# Carbon Fibre V6 Spoiler Extensions



## blues1143 (Oct 26, 2014)

Hello!

I have emailed zero limits carbon about possibly setting up a group buy on the carbon fibre spoiler extensions they do!

They are currently £129 but hoping to get some discount

Any Takers?


----------



## Jamesc (May 23, 2010)

Depending on when it goes ahead and price id be interested


----------



## blues1143 (Oct 26, 2014)

It is looking to be a 10% discount code!

So bringing it down to around £116


----------



## Mark225TT (Nov 30, 2014)

Count me in!

Got a link or pics of the spoiler?


----------



## blues1143 (Oct 26, 2014)

http://www.zero-limits.co.uk/product/32610/audi

Looks really top notch quality! Pm me for the code!


----------



## NWDSdaz (Jun 10, 2013)

I'm definitely interested. Was planning on buying one in the near future anyway.


----------



## Wiggles01 (Jun 27, 2014)

Is this still going ahead?

If so I would lik on too

Wig


----------



## blues1143 (Oct 26, 2014)

For anyone wanting a sweet discount on these the code is: TTGB01

I happened to come across the perfect spoiler for me elsewhere. Pics up by the end of the week...


----------



## Ludford (Feb 6, 2016)

Anyone got one of these fitted they could post a picture of?

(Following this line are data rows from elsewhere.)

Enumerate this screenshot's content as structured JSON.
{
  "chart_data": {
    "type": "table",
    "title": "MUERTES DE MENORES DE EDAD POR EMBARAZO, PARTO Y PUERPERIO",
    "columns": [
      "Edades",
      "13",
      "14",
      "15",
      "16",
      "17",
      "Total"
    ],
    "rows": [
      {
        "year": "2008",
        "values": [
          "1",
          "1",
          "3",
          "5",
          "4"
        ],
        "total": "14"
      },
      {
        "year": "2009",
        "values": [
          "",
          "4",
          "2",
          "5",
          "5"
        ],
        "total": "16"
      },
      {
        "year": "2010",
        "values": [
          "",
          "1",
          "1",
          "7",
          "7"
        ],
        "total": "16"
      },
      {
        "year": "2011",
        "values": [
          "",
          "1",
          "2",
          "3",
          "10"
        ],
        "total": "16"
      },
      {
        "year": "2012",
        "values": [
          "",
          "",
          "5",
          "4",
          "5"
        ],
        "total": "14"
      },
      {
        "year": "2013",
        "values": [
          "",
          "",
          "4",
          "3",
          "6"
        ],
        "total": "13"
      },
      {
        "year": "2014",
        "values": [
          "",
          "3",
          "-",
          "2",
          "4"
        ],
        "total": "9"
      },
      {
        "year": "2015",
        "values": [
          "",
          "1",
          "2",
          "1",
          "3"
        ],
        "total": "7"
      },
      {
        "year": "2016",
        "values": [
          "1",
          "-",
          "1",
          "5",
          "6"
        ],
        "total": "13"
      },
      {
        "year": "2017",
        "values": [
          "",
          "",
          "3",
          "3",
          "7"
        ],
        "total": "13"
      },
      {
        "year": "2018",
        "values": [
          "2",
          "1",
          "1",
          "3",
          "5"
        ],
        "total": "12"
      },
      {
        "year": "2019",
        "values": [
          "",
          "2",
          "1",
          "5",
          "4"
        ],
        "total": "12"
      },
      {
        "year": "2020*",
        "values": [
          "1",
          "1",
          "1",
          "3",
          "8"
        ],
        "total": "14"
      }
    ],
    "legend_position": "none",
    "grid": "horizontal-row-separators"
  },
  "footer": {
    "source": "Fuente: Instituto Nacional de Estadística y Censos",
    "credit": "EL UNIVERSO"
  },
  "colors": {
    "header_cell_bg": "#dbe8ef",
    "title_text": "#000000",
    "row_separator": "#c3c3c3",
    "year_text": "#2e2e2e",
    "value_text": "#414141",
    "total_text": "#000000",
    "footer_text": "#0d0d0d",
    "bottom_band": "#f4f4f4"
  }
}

Do you just push it on with some glue?


----------



## davyrest (Aug 3, 2005)

is this deal still on ?????


----------



## Danman87 (Apr 10, 2017)

I want!


----------



## RYTT225 (Sep 17, 2017)

Apologies guys, is this still available?

I see it was setup back in 2015, so not wure if still available.

Also, has anyone got a picture of it fitted?

Cheers


----------



## Jamesc (May 23, 2010)

I ordered one with the discount in may time this year. Great fit etc just took a while to come. Check my build thread below for photos


----------



## Becci_evans (Jul 14, 2017)

Is this still active?


----------



## Sharna14 (Dec 31, 2017)

I ordered one yesterday with the code and it works.

They said it's 8-10 weeks to wait though


----------



## RYTT225 (Sep 17, 2017)

Jamesc said:


> I ordered one with the discount in may time this year. Great fit etc just took a while to come. Check my build thread below for photos


Okay cool - will look into getting this sorted!



Sharna14 said:


> I ordered one yesterday with the code and it works.
> 
> They said it's 8-10 weeks to wait though


Perfect.


----------



## Bimjob (Apr 22, 2018)

Does anyone have a picture of one fitted?


----------